As this was my first time attending the internationally recognized, 15-year-young tattoo convention, and my fellow photographer and I had no clue what to expect. I figured that my last experience at the Convention Center, for the Auto Show last month, would in no way provide insight to what to expect this time around. I would say that we entered this show with an open mind and even went as far as accepting the possibility of my body being a (practically) blank canvas in a world head to toe masterpieces and timeless art, and that a second tattoo might be something I could be convinced into.
The first two things I saw as I walked through the main doors at the Pennsylvania Convention Center were very telling of what was to come; The first, was a sea of ink-covered flesh, intentionally exposed on one of the coldest nights of the year by women dressed in short shorts and tank tops, and barebacked men with saran wrap protecting their fresh tats. Wind-burn and Hypothermia are a minor sacrifice when being presented with the opportunity to show off the intricate designs that define their host-human on such a large scale display of the country’s most expressive body art. This aspect of the convention was a given, the tattoo community has established a massive following bringing thousands of years ago, with exponential growth and acceptance in the 21st century, leading to the present era of Reality TV hit shows like TLC’s Miami Ink, Spikes Ink Master, Oxygen’s Best Ink, and countless network spin-offs.
The second thing that I saw was far more alarming; there were large signs all over the entrance that read, “No Alcohol, no weapons, no colors.” You could hear people in line waiting to get searched by security asking each other, “what the hell are colors?” I’ve heard this term before in similar context, at a concert of some sort I think, and don’t quote me it because I certainly didn’t attempt ask anyone for a definitive meaning, but I’m pretty sure your colors would be your gang affiliation. Awesome. I’m walking into an episode of Gangland, (I watch too much History Channel) except in worse because we will be in an enclosed crowed space with not nearly enough emergency exits and where everyone but me and my partner are strapped with potentially dangerous tattoo guns.
To my great relief, my thoughts of a turf war breaking out before my very eyes were far from anything close to what was happening on the inside. Instead, I was submerged in a maze of the most eclectic, outgoing, and eccentric creative minds and ink lovers, all sharing their passion for the craft and supporting their trade along side their friends, foes, and comrades.
There was no sense of imposing conflict. If there was any beef between members of the various shops it felt more like the childish, socially imposed rivalry as if they all grew up on the same block and went to the same grade school. I had so much respect for all the men and woman who traveled from all over the country to come have their work critiqued, judged and praised literally in the same breath as their competitors, whose book was propped open a matter of feet away from their own.
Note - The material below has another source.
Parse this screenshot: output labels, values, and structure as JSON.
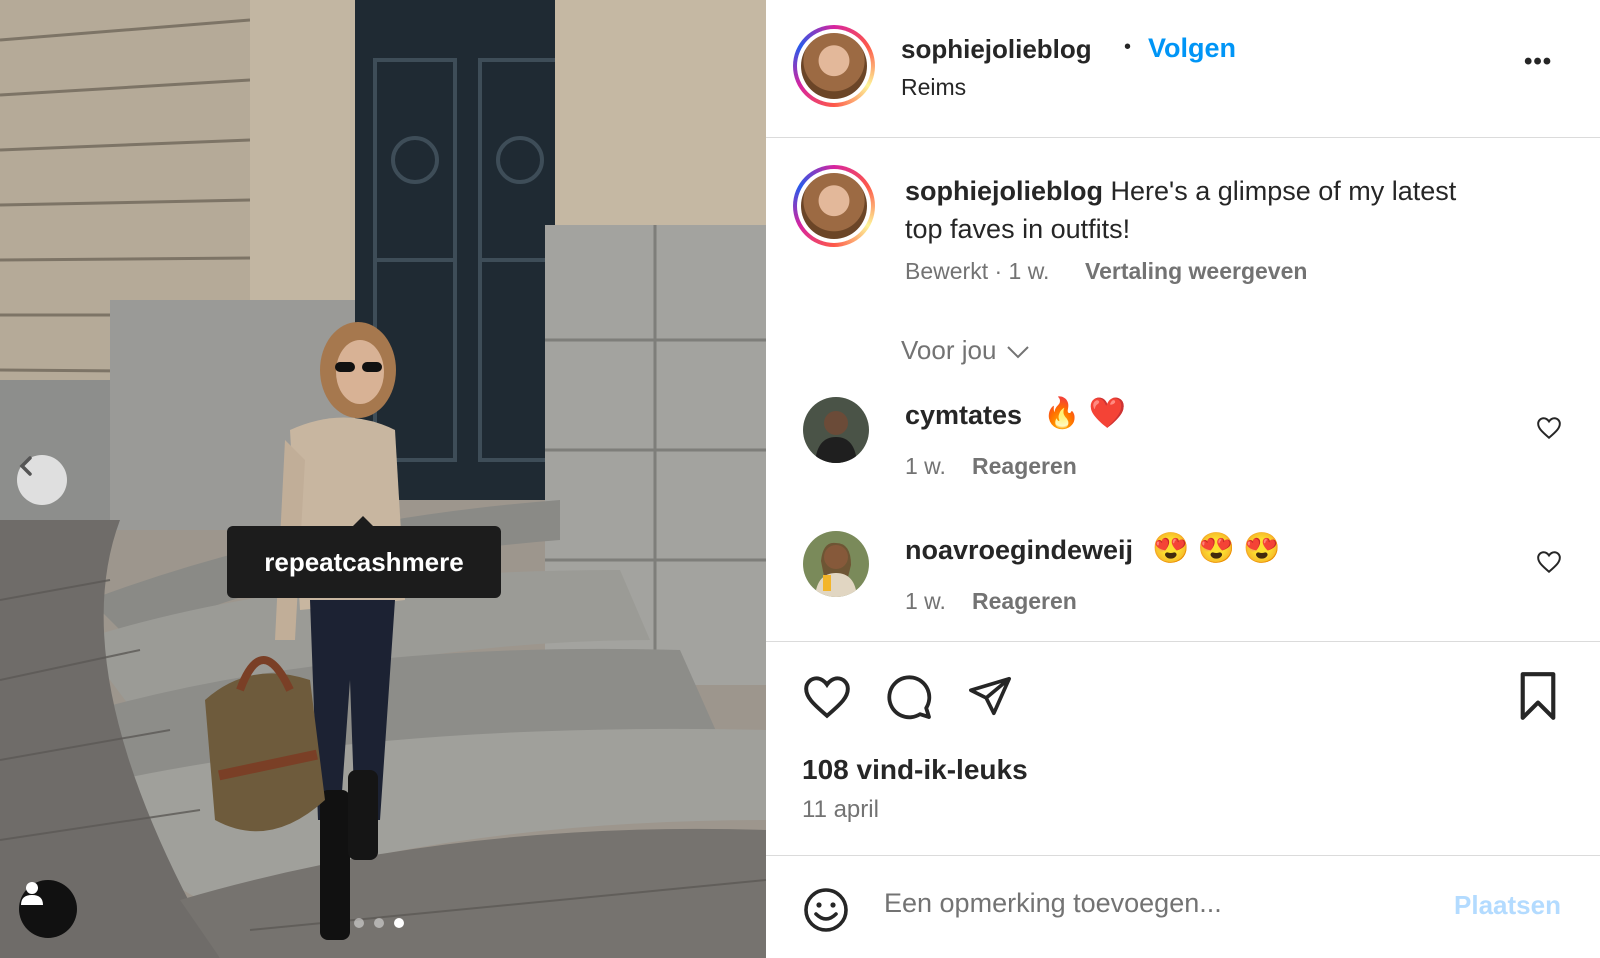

The giant showroom was lined with rows upon rows of tables shacked with the thick books, prints and portfolios compiled of each shops distinctive work and talented artists’ designs. Some of the most notable artists were NY Ink’s Megan Massacre, Myke Chambers from Sullen Art Collective, Amy Nicoletto previously from Kat Von D’s LA Ink, Spike TV’s Permanent Mark, the world famous pioneer of tattoo shops Bristol Tattoo Club cam all the way from the UK, Jerry Swallow, and South Streets most famous tattooing artifact, Crazy Philadelphia Eddie.
Walking through the isles and flipping through the books of sketches-turned-tattoos, I realized that there was simply too many tattoos for me to choose just one. Instead I settled on a lovely print from Tazz Tattoos. Perhaps next year I’ll have a little more confidence and a lot more decisive and, like so many others in this city, bite the bullet and take advantage of the everything the Philadelphia Tattoo Convention has to offer and get some fresh ink.